I know too many people whose parents would first demonize them for not enjoying church, not wanting to go to church, or even leaving the church. I know too many people who are in a position where they already resign themselves to the knowledge that their parents and friends can only be happy for them as long as they are in tip-top standing within the church. And the love that these family members will show only amounts to attempts to bring the “wayward ones” back (or protecting the vulnerable from the wayward.)
I’m not saying that everyone does that, or that everyone will become resentful. But if someone is resentful or you’re wondering what’s a good way to start, I’m guessing that that’s not far off.
#22 – if you look in the bible dictionary under baptism it says that the requirements for baptism are that they are old enough to “be capable of belief and have some understanding”. I think people make far too big of a deal over how mature a kid needs to be to be baptized. If you let a child of 8 choose whether or not to go to church (or brush their teeth or take a shower or go to bed on time) 9 times out of 10 they’ll choose to stay home b/c it’s easier and more comfortable and less hassle. I’ve told my kids that they don’t have a choice right now whether or not to go to church so that by the time they’re really old enough to understand the choice they’re making (late teens, probably) they will be able to truly make a choice. How many kid who do not attend church regularly as a child in order to gain a good foundation in the gospel/church are going to choose to start going to church as a teenager of their own accord? It happens, but it’s less likely. (and just to make it clear, I wouldn’t force a child to get baptized if he/she really didn’t want to, but I would still require them to come to church unless it was emotionally damaging in a very real way – not just being “bored”.)
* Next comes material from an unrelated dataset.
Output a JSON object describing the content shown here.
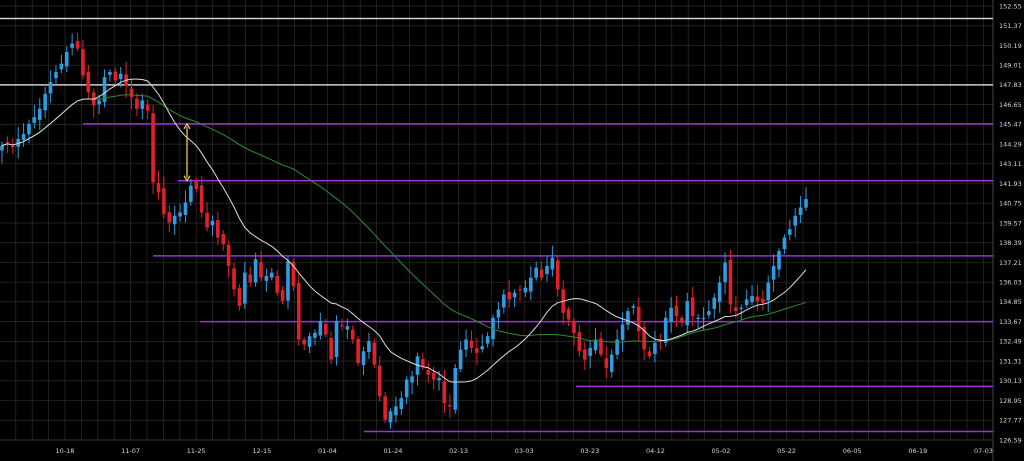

And as a Primary worker, we do our very best in Primary to make it interesting and relevant. If you want to see changes, volunteer to be in Primary so you can help effect those changes, but also be understanding of the limitations we face. I’m also always open to suggestions, kindly given.
Thanks, i got some useful information
The only time our kids (youngest is 18) have tried to buck going to Church, was when the second oldest said, as a 7-year-old, that he wants to stay home.
We explained to him, that, living in the city, we could not possibly leave a 7-yo at home without a guardian, so he would just have to try that when he’s a little older.
One of our kids does attend when he’s in home town – comes with us to see his buddies, but in his University town he does not attend regularly.
I would say, that if you’re comfortable with leaving your kid unsupervised, you could basically let him/her stay home from church, at least occasionally.
Starfoxy- My mom had a similar rule when I was in middle school. I distinctly remember suffering through the second half of school one day when I was sick because I knew if I went home I would not be allowed to go to mutual.
I don’t know how the argument of 8 is old enough to be baptized fits in with children’s autonomy. Conveniently, I do not yet have children. I hope to have a household where things like church attendance are simply what we do. Actually, I hope we enjoy them, but I am less optimistic there. My husband, and myself to a lesser extent, had bouts of inactivity in his early/mid twenties. Heck, I wouldn’t be going to church myself this week if I wasn’t supposed to be teaching RS. Both of us has super active families when we were teens, and we were very involved then. I really don’t know what our pattern of attendance will be in 10, 15, 20 years.